Three officers responded to a domestic incident at Curtis’ residence at 1401 N. 23rd St., Lot 61, where he had allegedly barricaded himself in his medical marijuana “grow room.” When officers entered the room, he allegedly came after LaMarche with a knife. An officer shocked him with an electronic current and he was apprehended.
Ever since then, Curtis has been lodged in the county jail in lieu of a $250,000 cash bond.
Witnesses who took the stand during the four-day trial included Curtis’ wife and his mother, Escanaba Public Safety officers, Delta County Sheriff’s Department deputies, Curtis’ physician, two psychologists, a mental health professional, and three students – including one he allegedly threatened to kill.
Jurors have four choices for a verdict on each of the two charges. They can decide if the defendant is guilty, guilty but mentally ill, not guilty, or not guilty by reason of insanity.
Earlier this year, Curtis underwent a forensic examination and was found competent to stand trial.
Testimony revealed that after the first incident at Bay College where he threatened to kill a student he didn’t know, Curtis threatened to kill LaMarche in the police vehicle and again at the jail.
Jail video showed while in his cell, Curtis took off all his clothes and put them in the toilet, flooding the cell. He also had a colostemy bag and smeared the contents in the cell.
According to witness testimony, after being released from jail the next day, Curtis went home and trashed his residence. He went for a walk and his wife called 9-1-1. Curtis had returned home before police announced at the door that they were there.
Testimony said Curtis went into the “grow room” and had a stereo on high volume, sounding police sirens, gunshots, and helicopters. LaMarche was unable to push the door open. On the his second try, the door flung open at the same time heavy metal music played.
At that point, Curtis is accused of coming after LaMarche with a knife that Curtis later said he was using for cutting string to tie up his marijuana plants.
According to Parks, Curtis was not legally insane and should be declared guilty as charged. He said it is the defense’s responsibility to prove insanity. There is a lack of evidence to prove Curtis was legally insane, added Parks.
“Any condition that he had… was not because of his mental illness but because of illegal drugs and smoking dope. That’s what it was,” commented the prosecuting attorney.
Parks added, “Curtis did not accept responsibility for what he did and was not delusional.”
Bergman, the defense attorney, told the jury it is the prosecution’s responsibility to prove the defendant is guilty beyond a reasonable doubt.

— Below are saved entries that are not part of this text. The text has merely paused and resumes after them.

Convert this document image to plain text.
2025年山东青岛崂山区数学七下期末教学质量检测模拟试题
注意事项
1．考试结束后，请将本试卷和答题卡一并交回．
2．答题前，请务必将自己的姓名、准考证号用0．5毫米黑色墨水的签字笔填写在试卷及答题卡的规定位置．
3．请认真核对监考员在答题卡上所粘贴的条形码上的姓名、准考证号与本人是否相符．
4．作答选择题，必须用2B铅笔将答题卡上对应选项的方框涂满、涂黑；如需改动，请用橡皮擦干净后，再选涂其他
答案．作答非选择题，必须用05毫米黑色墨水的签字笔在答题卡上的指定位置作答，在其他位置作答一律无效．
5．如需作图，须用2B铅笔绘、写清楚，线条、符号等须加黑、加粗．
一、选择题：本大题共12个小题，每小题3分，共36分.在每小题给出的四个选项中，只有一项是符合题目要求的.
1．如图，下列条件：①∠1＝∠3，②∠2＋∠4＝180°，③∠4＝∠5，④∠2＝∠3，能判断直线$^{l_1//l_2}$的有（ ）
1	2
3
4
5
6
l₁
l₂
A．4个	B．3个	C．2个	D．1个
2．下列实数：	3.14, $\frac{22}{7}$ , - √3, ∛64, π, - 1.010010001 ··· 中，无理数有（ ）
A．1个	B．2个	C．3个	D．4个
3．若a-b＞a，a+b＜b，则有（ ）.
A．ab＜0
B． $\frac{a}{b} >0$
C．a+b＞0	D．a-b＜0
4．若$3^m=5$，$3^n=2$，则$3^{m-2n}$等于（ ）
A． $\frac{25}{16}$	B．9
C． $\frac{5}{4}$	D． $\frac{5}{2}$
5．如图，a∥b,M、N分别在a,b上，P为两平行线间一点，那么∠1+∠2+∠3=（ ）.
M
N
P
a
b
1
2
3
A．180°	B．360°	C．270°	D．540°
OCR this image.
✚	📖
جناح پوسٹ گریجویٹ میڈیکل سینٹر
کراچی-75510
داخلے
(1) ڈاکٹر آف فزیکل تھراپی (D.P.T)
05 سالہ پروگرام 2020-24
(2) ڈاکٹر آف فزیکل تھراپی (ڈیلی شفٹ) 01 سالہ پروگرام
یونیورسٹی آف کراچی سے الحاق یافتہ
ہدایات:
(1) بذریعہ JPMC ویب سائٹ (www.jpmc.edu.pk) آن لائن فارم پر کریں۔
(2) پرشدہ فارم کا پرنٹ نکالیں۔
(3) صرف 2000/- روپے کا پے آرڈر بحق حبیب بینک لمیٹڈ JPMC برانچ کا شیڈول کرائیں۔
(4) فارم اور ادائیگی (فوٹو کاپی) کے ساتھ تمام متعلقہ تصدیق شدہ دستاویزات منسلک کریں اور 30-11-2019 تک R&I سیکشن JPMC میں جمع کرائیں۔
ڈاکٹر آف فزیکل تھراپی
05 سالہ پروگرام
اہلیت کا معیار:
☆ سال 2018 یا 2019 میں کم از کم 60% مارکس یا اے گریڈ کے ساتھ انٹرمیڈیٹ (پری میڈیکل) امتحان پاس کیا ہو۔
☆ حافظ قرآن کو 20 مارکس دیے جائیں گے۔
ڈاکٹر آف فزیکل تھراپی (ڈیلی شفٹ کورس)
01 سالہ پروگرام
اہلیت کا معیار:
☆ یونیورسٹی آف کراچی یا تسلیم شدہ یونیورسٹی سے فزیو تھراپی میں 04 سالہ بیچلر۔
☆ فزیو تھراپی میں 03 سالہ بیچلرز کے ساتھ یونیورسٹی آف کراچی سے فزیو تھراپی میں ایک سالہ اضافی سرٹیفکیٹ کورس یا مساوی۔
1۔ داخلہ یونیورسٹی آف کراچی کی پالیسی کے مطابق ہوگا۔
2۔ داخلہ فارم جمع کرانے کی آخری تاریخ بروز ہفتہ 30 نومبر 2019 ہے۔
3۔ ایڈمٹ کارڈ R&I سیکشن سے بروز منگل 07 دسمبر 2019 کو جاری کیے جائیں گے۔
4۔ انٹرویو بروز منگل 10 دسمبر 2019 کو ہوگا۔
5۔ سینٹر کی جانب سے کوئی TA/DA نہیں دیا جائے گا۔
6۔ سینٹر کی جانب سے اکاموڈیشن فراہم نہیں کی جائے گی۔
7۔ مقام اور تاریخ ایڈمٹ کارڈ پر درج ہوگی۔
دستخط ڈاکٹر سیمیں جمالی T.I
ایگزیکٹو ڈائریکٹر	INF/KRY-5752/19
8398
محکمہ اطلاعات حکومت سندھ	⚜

Bergman reminded the jury about what is known about Curtis: he had a traumatic brain injury in a 2008 accident that killed his son; he was diagnosed with post traumatic stress disorder in 2009; and Curtis was prescribed medications, drank alcohol, and smoked marijuana. Testimony also revealed Curtis heard voices and was delusional, added Bergman.
“The defendant wants you to find him not guilty on reason of insanity on both counts,” Bergman told the jury.
Earlier, Parks had noted, “His brian injury condition makes him a sympathetic figure but it doesn’t excuse what he did because he’s not mentally ill or insane.”